Introduction

A calculation can be used to operate on existing time series data and store the output as new separate time series data. In essence, a calculation is a script that runs against the incoming time series data stream, i.e. a measurement. If an input measurement receives a new value, the calculation script runs and the output is stored as a separate measurement (= the name of the calculation).

Input measurements

A calculation can run against one or more input measurements. When there is more than one input measurement, the calculation will execute the script whenever all the input measurements have new unprocessed data available.

Calculation types

  • A raw calculation has one input measurement and runs for each value of this underlying input measurement ( raw mode ).
  • A sampled calculation can use the aggregated values of multiple input measurements and returns one value for each indicated time interval ( sampled mode ).
  • A simulated calculation has no input measurements and returns a simulated value for each indicated time interval ( simulation mode ).

Creating a calculation

Creating a calculation is similar as creating a measurement .

Calculation example

  1. Configure the basic measurement properties
  2. Choose a calculation type
  3. Specify the calculation settings, which depend on the calculation type:
  4. Setup the calculation script
An input measurement is given an alias, which need to be referenced in the script (here _A) instead of the measurement name.

Calculation lifecycle

A calculation has a paused and an active state.

Paused

When clicking the pause button on an active calculation, the calculation will stop it’s operation until it is resumed.
Thus, A paused calculation will not output any new time series data.

Active

To resume the calculation click the same button, which is now indicating Resume instead of Pause. When resuming a calculation, time series data will be processed from the time at which you hit the resume button. Consequently, during the paused state, no new time series data for this time period will have been processed!

Calculation context

Every calculation keeps a stateful context, which retains the last result and timestamp of the calculation and other information, see below for a full list.
It will contain the current state of the local context as well.

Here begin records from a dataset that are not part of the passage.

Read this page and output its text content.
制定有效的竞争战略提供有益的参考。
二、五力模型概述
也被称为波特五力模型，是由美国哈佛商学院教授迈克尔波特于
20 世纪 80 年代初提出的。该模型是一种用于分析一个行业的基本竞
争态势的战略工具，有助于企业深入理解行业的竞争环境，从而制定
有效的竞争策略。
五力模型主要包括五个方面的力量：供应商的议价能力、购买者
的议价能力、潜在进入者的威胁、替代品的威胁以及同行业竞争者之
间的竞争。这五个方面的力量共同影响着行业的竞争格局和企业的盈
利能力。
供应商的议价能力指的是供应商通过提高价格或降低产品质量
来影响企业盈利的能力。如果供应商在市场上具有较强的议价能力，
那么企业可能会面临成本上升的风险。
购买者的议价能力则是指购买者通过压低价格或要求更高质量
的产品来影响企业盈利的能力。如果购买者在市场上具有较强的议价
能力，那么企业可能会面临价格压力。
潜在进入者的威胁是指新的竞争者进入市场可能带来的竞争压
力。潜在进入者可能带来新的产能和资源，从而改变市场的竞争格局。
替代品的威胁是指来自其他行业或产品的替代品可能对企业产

Editing the calculation context

The context of a calculation can only be changed if the calculation is paused.

It will always contain the context itself, which has the following fields:

  • PreviousResult: the last result of the calculation
    • Value: The value returned by the last run of the calculation
    • Tags: A map of tags set which can be set in the script
    • Status: The status set in the script, will only be visible if set inside the script
  • IntervalMs: The interval at which the calculation is executed
  • OffsetMs: The offset at which the calculation is executed
  • Timestamp: The timestamp of the current calculation
  • PreviousTimestamp: The timestamp of the previous calculation
  • PreviousInput: The previous value of the input measurement(s)
    • Input measurement alias: Example _A
      • Tags: The time series tags of the input measurement, example “status”
      • Datatype: The datatype of the input measurement
      • Measurement: The measurement name of the input measurement
      • Timestamp: The timestamp of the input measurement
      • Value: The value of the input measurement

All these will be under Context, everything else from the local context will be at the top level.

You can edit/add anything inside the context.

The following variable types are available:

  • string
  • int
  • float
  • bool
  • time
  • map
  • array

Edit calculation context

Look at some examples on how to use the calculation context here .

Recalculation of time series data

A calculation can be recalculated over a historic time period. For historic time series data or missing time series data (when calculation was paused), one is able to recalculate using a given time period. To recalculate time series data for a particular calculation:

  1. Press recalculate on a selected calculation
  2. Indicate a start time
  3. Optionally set a stop time
  4. Optionally provide a context for the calculation, enabling this will use the current calculation context but can be updated

Not setting a stop time restarts the running calculation at the start time, with a stop time a separate task is created to recalculate the specified period.